The authors wrote, “Exsanguination, which was the predominant cause of death within the first 24 hours, was significantly decreased in the 1:1:1 group (9.2% vs 14.6% in 1:1:2 group; difference, −5.4% [95% CI, −10.4% to −0.5%]; P = .03).”

As for whether the 1:1:1 ratio pertains to a non-trauma patient, Dr. Nester cited a Canadian consensus study from 2011 (before the PROPPR trial came out), in which the expert opinion was that “if the patient has similar physiology to a trauma patient—i.e. there is evidence of shock, acidosis, and significant tissue injury—then perhaps the data in trauma does apply (Dzik WH, et al. Crit Care. 2011;15[6]:242). If not, there is insufficient evidence for the patient with a ruptured aortic aneurysm to know the correct strategy,” she said. From a coagulopathy standpoint, “most patients with ruptured aneurysm are not going to start out with a coagulation disorder unless they are on antiplatelet therapy,” she said. “The rare aneurysm patient will develop DIC [disseminated intravascular coagulation].”

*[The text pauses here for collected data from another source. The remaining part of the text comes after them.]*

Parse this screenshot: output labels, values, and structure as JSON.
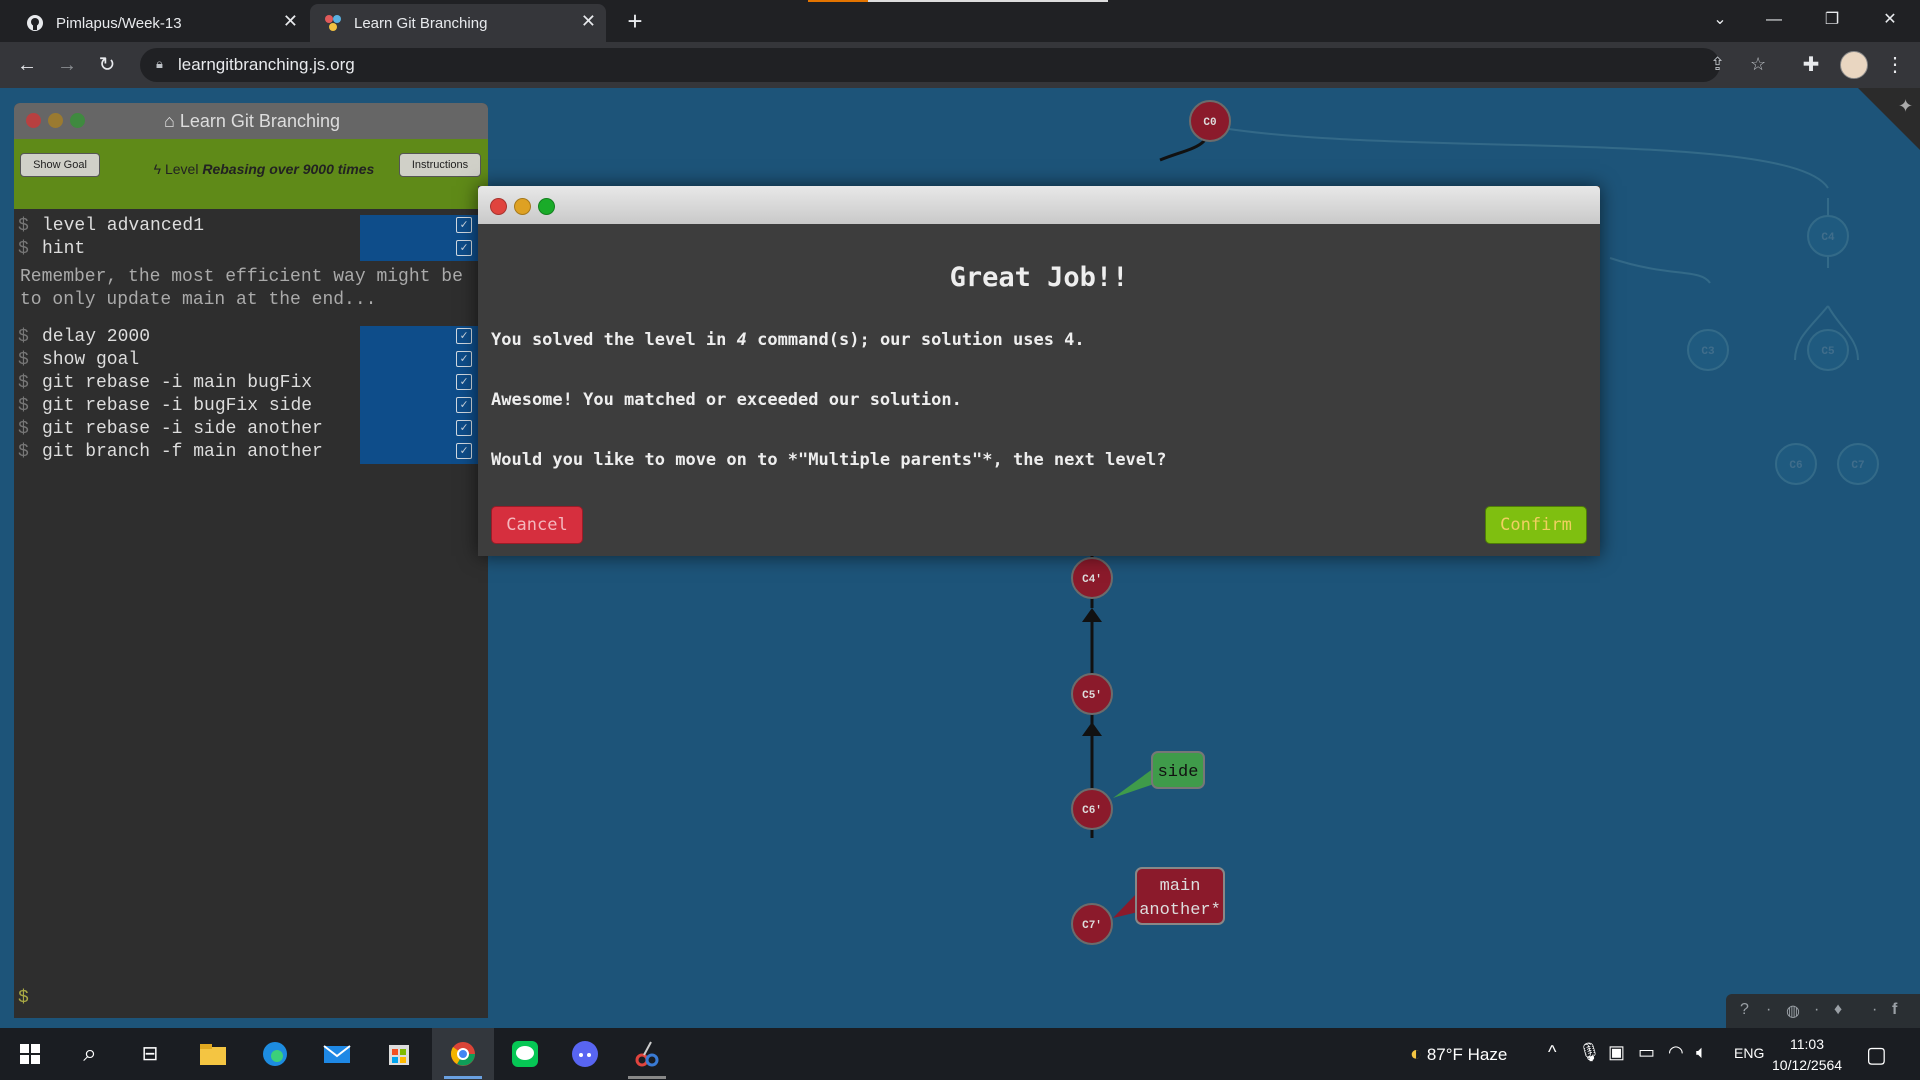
{
  "browser": {
    "tabs": [
      {
        "title": "Pimlapus/Week-13",
        "icon": "github-icon",
        "active": false
      },
      {
        "title": "Learn Git Branching",
        "icon": "lgb-icon",
        "active": true
      }
    ],
    "url": "learngitbranching.js.org"
  },
  "panel": {
    "title": "Learn Git Branching",
    "show_goal": "Show Goal",
    "instructions": "Instructions",
    "level_prefix": "Level",
    "level_name": "Rebasing over 9000 times",
    "commands_top": [
      "level advanced1",
      "hint"
    ],
    "hint": "Remember, the most efficient way might be to only update main at the end...",
    "commands": [
      "delay 2000",
      "show goal",
      "git rebase -i main bugFix",
      "git rebase -i bugFix side",
      "git rebase -i side another",
      "git branch -f main another"
    ],
    "prompt": "$"
  },
  "tree": {
    "commits": [
      "C0",
      "C4'",
      "C5'",
      "C6'",
      "C7'"
    ],
    "faded_commits": [
      "C4",
      "C3",
      "C5",
      "C6",
      "C7"
    ],
    "branches": {
      "side": "side",
      "main": "main",
      "another": "another*"
    },
    "colors": {
      "commit": "#8b1a2b",
      "side_branch": "#3f9b4a",
      "main_branch": "#8b1a2b",
      "background": "#1d5479"
    }
  },
  "modal": {
    "title": "Great Job!!",
    "line1_pre": "You solved the level in ",
    "line1_count": "4",
    "line1_post": " command(s); our solution uses 4.",
    "line2": "Awesome! You matched or exceeded our solution.",
    "line3": "Would you like to move on to *\"Multiple parents\"*, the next level?",
    "cancel": "Cancel",
    "confirm": "Confirm"
  },
  "taskbar": {
    "weather": "87°F  Haze",
    "language": "ENG",
    "time": "11:03",
    "date": "10/12/2564"
  }
}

“What can we take away from the trauma literature?” Dr. Nester asked. “From a high-level view, you have a ‘golden hour’ to save a patient with a ruptured aortic aneurysm.” Referring to the “lethal triad”—hypothermia, coagulopathy, acidosis—she noted that patients “will get too cold, too acidotic, too coagulopathic to save them if you don’t give them some plasma and platelets during the first part of the resuscitation.” And if the laboratory test results aren’t available for an hour, “you have missed the boat. You have to give a bolus of plasma and platelets before that time. So even in a ruptured aneurysm patient, this lethal triad idea still very much applies.”